Oh, and I telecommute three days a week. Today I am not dreading my commute.

25 miles or so each way. I know that sounds like nothing, but its not the miles its the minutes. Those 25 miles can take from 1 - 3 hours EACH WAY! I try to mitigate by working early shift whenever I am not assigned a specific shift. If there’s no accidents to contend with its about 1 hour minutes in, hour and half back. If there’s an accident or adverse weather then it gets much worse. Unfortunately there seems to be a bad day at least once a week if not more.

Does anyone have a commute where you have to drive facing into the sun?

I used to work at Edwards AFB. East in the mornings, and west in the afternoons. Weather was usually clear. During some parts of the year, the Sun was brutally low. And then there were the times it rained and the roads were wet, and the Sun came out and reflected on them. Of course, being in the desert, windshields were pitted by the blowing sand.

The SO was just hired onto a new job, and it’s ‘regular hours’, five days a week. It’s straight east to the freeway in the mornings. She’s driving my Jeep, which, although it didn’t live in the desert, I bought when I lived in Southern California. Its windshield is pitted. She says once she builds up a monetary reserve, she’s going to replace it so she can see.

At my new job, my commute’s actually fairly pleasant- it takes about twelve minutes, assuming no traffic, and I generally have a nice view of the mountains. My wife’s commute is better, though- when we moved, her employer couldn’t stand to lose her so they let her work from home.
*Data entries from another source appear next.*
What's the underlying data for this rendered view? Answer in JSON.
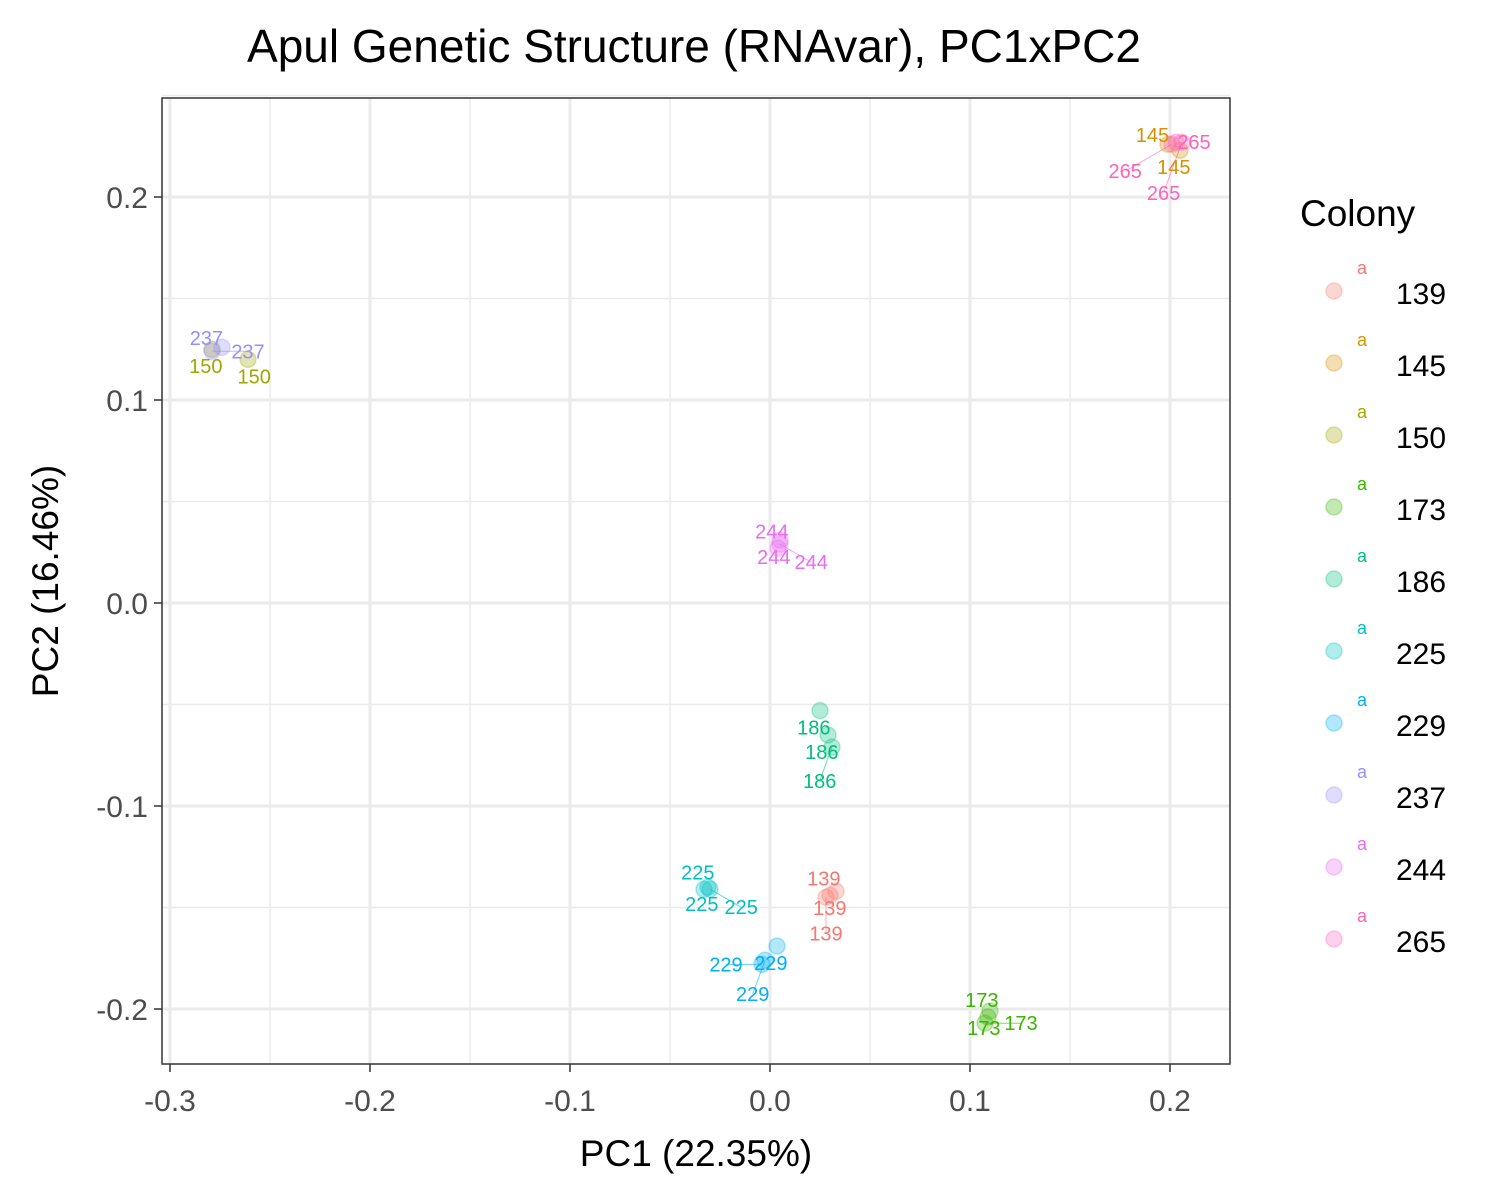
{
  "chart_data": {
    "type": "scatter",
    "title": "Apul Genetic Structure (RNAvar), PC1xPC2",
    "xlabel": "PC1 (22.35%)",
    "ylabel": "PC2 (16.46%)",
    "xlim": [
      -0.305,
      0.23
    ],
    "ylim": [
      -0.228,
      0.248
    ],
    "xticks": [
      -0.3,
      -0.2,
      -0.1,
      0.0,
      0.1,
      0.2
    ],
    "xtick_labels": [
      "-0.3",
      "-0.2",
      "-0.1",
      "0.0",
      "0.1",
      "0.2"
    ],
    "yticks": [
      -0.2,
      -0.1,
      0.0,
      0.1,
      0.2
    ],
    "ytick_labels": [
      "-0.2",
      "-0.1",
      "0.0",
      "0.1",
      "0.2"
    ],
    "grid": true,
    "legend": {
      "title": "Colony",
      "placement": "right",
      "key_glyph": "a"
    },
    "series": [
      {
        "name": "139",
        "color": "#F8766D",
        "points": [
          [
            0.033,
            -0.142
          ],
          [
            0.03,
            -0.144
          ],
          [
            0.028,
            -0.145
          ]
        ]
      },
      {
        "name": "145",
        "color": "#D89000",
        "points": [
          [
            0.205,
            0.223
          ],
          [
            0.199,
            0.226
          ]
        ]
      },
      {
        "name": "150",
        "color": "#A3A500",
        "points": [
          [
            -0.279,
            0.125
          ],
          [
            -0.261,
            0.12
          ]
        ]
      },
      {
        "name": "173",
        "color": "#39B600",
        "points": [
          [
            0.11,
            -0.201
          ],
          [
            0.109,
            -0.204
          ],
          [
            0.1075,
            -0.207
          ]
        ]
      },
      {
        "name": "186",
        "color": "#00BF7D",
        "points": [
          [
            0.025,
            -0.053
          ],
          [
            0.029,
            -0.065
          ],
          [
            0.031,
            -0.071
          ]
        ]
      },
      {
        "name": "225",
        "color": "#00BFC4",
        "points": [
          [
            -0.031,
            -0.14
          ],
          [
            -0.033,
            -0.141
          ],
          [
            -0.03,
            -0.141
          ]
        ]
      },
      {
        "name": "229",
        "color": "#00B0F6",
        "points": [
          [
            0.0035,
            -0.169
          ],
          [
            -0.0025,
            -0.176
          ],
          [
            -0.004,
            -0.178
          ]
        ]
      },
      {
        "name": "237",
        "color": "#9590FF",
        "points": [
          [
            -0.274,
            0.126
          ],
          [
            -0.279,
            0.124
          ]
        ]
      },
      {
        "name": "244",
        "color": "#E76BF3",
        "points": [
          [
            0.005,
            0.031
          ],
          [
            0.004,
            0.027
          ],
          [
            0.005,
            0.029
          ]
        ]
      },
      {
        "name": "265",
        "color": "#FF62BC",
        "points": [
          [
            0.203,
            0.227
          ],
          [
            0.206,
            0.227
          ],
          [
            0.201,
            0.226
          ]
        ]
      }
    ]
  }
}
I need that kind of commute.

No, thank god. Utah’s main artery, I-15, runs north-south.

My commute is 13 miles each way and takes about 25 minutes due to traffic lights. I consider that just about right. I have had shorter commutes (2 miles, 5 minutes) and longer (30 miles, 45-75 minutes, depending on traffic). I’m not a morning person and need some time to get into “people facing” mode, so I actually like this commute better than the 2 mile one.

Look forward to it - 5 mile bike ride (v easy, flat as a pancake). Excellent way to un-wind - would prefer a longer ride but there’s a balance to be struck with your recreational riding. Ramp up the commute miles and it can suck enthusiasm from the weekend / evening riding.
Ride a very simple bike that costs next to nothing to maintain - runs on fat, saves you money, not the other way round, as they say.

I don’t hate mine, I drive about 12 miles, on a rural 2-lane road and through a small town.

Humblebrag: A 25-minute commute on good-quality secondary road and Interstate, through the middle of Central Vermont’s Green Mountains. Aside from when the weather is sucky (and it can get really sucky!), I look forward to my commute.